30.3.14

How to Travel for Cheap - Anywhere!




One of the biggest misconceptions about traveling is that it has to be expensive. When people hear about all the travel I do, two things tend to occur: they either assume that my parents are paying for everything (spoiled), or that I'm spending all my money willy-nilly (irresponsible). And while neither, or both, could be true, my response to these claims is that I've just learned to travel on a budget. I have spent hours upon hours studying the art of travel - because I love it! As a result, I can budget multiple trips into my year without spending an arm and a leg. And I want to teach you how to, too!


GETTING FROM POINT A TO POINT B

Use the Right Flight Search Engine. You know all those commercials you see for traveling search engines? Those like Travelocity, Kayak, Orbitz, etc.? Yes, try to avoid those. You see, although you can sometimes find a good deal on those sites, they can increase the prices on their flights because they know inexperienced travelers will pay money for them, thinking they've found a bargain. They also only look through the big airlines for flights - like United and British Airways. The only two sites I use for finding flights are skyscanner.net and airfarewatchdog.com. These search engines look for flights in EVERY air carrier, including small budget airlines that major search engines won't even bother looking at (like Ryan air in the UK and AirTran in the US). I've found some incredible flights on here, like roundtrip airfare from Seattle to Washington DC for only $262. On your next trip, try searching these two sites in addition to your regular commercial brand search engine, and see what you come up with.

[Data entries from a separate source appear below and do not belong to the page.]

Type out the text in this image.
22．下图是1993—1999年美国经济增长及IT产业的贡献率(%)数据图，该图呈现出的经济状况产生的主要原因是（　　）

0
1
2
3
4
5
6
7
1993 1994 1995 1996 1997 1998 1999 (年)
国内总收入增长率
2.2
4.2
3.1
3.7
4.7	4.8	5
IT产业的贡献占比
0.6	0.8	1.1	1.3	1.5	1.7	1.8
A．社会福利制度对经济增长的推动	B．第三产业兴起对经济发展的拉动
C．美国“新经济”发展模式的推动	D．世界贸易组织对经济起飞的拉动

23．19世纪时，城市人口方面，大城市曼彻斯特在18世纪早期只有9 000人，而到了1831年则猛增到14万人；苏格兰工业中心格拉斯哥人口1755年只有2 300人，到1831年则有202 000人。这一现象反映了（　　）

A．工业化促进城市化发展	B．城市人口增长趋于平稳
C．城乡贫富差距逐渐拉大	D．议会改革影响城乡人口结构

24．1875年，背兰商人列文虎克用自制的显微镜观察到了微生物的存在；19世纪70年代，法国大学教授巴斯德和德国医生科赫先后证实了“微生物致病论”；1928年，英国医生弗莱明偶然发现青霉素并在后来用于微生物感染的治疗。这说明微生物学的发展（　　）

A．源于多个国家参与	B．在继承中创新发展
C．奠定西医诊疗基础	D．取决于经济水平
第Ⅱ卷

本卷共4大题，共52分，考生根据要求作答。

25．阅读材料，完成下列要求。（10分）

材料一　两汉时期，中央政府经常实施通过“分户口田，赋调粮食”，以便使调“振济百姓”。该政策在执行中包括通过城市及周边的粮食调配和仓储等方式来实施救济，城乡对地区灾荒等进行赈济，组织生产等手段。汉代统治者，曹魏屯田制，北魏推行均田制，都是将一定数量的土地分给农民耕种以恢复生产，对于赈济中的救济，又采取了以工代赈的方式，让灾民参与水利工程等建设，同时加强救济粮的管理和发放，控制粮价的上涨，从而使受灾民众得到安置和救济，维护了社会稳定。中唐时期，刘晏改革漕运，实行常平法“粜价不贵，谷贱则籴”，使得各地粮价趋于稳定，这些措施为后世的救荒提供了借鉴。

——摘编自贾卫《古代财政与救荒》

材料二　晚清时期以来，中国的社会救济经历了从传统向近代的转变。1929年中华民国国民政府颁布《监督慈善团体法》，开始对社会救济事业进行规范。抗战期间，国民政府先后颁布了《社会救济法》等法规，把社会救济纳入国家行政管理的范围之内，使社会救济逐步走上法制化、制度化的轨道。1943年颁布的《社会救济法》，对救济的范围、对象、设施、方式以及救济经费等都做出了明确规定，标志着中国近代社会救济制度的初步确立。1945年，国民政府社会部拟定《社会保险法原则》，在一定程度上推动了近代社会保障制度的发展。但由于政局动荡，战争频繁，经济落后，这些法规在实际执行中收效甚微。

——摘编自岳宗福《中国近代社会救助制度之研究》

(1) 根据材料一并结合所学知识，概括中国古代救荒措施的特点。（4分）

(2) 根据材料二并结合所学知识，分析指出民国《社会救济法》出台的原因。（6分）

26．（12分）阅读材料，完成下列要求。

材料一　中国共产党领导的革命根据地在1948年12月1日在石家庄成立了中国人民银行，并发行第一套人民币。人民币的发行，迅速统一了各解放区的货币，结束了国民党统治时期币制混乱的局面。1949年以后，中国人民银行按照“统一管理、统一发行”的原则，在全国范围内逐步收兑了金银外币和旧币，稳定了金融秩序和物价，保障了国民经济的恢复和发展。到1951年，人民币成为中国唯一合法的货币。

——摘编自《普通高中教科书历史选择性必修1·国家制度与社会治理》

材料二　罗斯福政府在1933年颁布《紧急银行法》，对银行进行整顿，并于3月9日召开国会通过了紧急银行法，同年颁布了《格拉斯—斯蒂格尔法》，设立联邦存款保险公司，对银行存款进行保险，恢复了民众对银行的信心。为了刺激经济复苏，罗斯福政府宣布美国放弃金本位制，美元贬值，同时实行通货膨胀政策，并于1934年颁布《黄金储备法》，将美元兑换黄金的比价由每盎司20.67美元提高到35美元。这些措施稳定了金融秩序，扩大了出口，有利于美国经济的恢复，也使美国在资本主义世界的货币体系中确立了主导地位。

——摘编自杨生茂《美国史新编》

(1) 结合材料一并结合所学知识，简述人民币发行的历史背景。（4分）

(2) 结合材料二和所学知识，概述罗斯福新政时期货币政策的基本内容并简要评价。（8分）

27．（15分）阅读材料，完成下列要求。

Sacrifice Comfort Where You Can. Although  having a direct flight in first class would be a dream, sometimes you have to sacrifice comfort for budget. I understand that not everyone is able or willing to sacrifice as much as others, but if you really want to travel cheap, you'll have to give up some creature comforts. Find flights with multiple layovers, as these tend to be cheaper than single layovers or direct flights. You should also only purchase economy class tickets, which may seem like a given, but is something many people overlook. I got a great deal on a flight from Cairo, Egypt to Seattle, Washington by having extended layovers in Munich and Toronto. While this brought my total travel time up to around 48 hours, it saved loads of money. Additionally, you should never buy food in an airplane or airport. Unless you're truly starving or you're about to pass out, I can guarantee the $13 you pay for 6oz. of salad won't be worth it in the end. Same goes for in-flight deals on movies/tv and blankets/pillows.

Book Flights Using Hidden Cities. I learned about this trick relatively recently, and have become a big fan of it since. Hidden cities are when you book a flight where your final destination is actually a layover stop. For example, Phil and I are planning a two-week backpacking trip through Eastern Europe next December. We are flying into Munich and flying out of Instanbul. Here is our dilemma: It is cheaper to fly roundtrip to/from Instanbul than it is to get two one-way tickets to Munich and Instanbul - but obviously only one of those gets us to the proper destinations. Here's the catch: the roundtrip Instanbul tickets both have a layover in Munich. Result? We pay over $200 less by purchasing roundtrip tickets to Instanbul, and on our first layover in Munich, we simply get off and leave the airport. The only possible problem here is that some airlines will cancel your tickets for the return flight if you don't make it to the final destination, so check with your airline prior to testing this trick out.

Invest in an Air-Miles Credit Card. I would say that 50% of the flights I purchase are done so using frequent flier or credit card miles. Every time you purchase a flight, you should log the frequent flier miles you earn in that airline's user database. Although you may not get a ton for every flight, they build up over time and can save you lots of money in the long-run. Additionally, you should consider signing up for an air-miles credit card. These are credit cards that give to 1-mile or 2-miles per dollar spent, often with major sign-up bonuses. I spent several weeks researching possible credit cards (and I suggest you do the same) in order to decide which one to sign up for. I chose a credit card that gives me 2-miles per dollar on travel and food purchases, and 1-mile per dollar on every other purchase, with a 20,000 miles bonus for signing up. I make all my purchases - for everything - via my credit card and pay it off immediately. This way, I get thousands of miles for free, essentially. When looking for my card, I used these resources:
-Nomadic Matt: Picking a Travel Credit Card
-Bankrate: Review of Travel Credit Cards with Rewards
-Nerdwallet: Travel Miles Credit Cards

Bonus: my credit card has a travel blog site, where you can write 50-word stories about your travel and earn 200 miles for each. I write 1 to 2 stories per day, meaning that I earn 200-400 miles every day for writing for 5-minutes. Score!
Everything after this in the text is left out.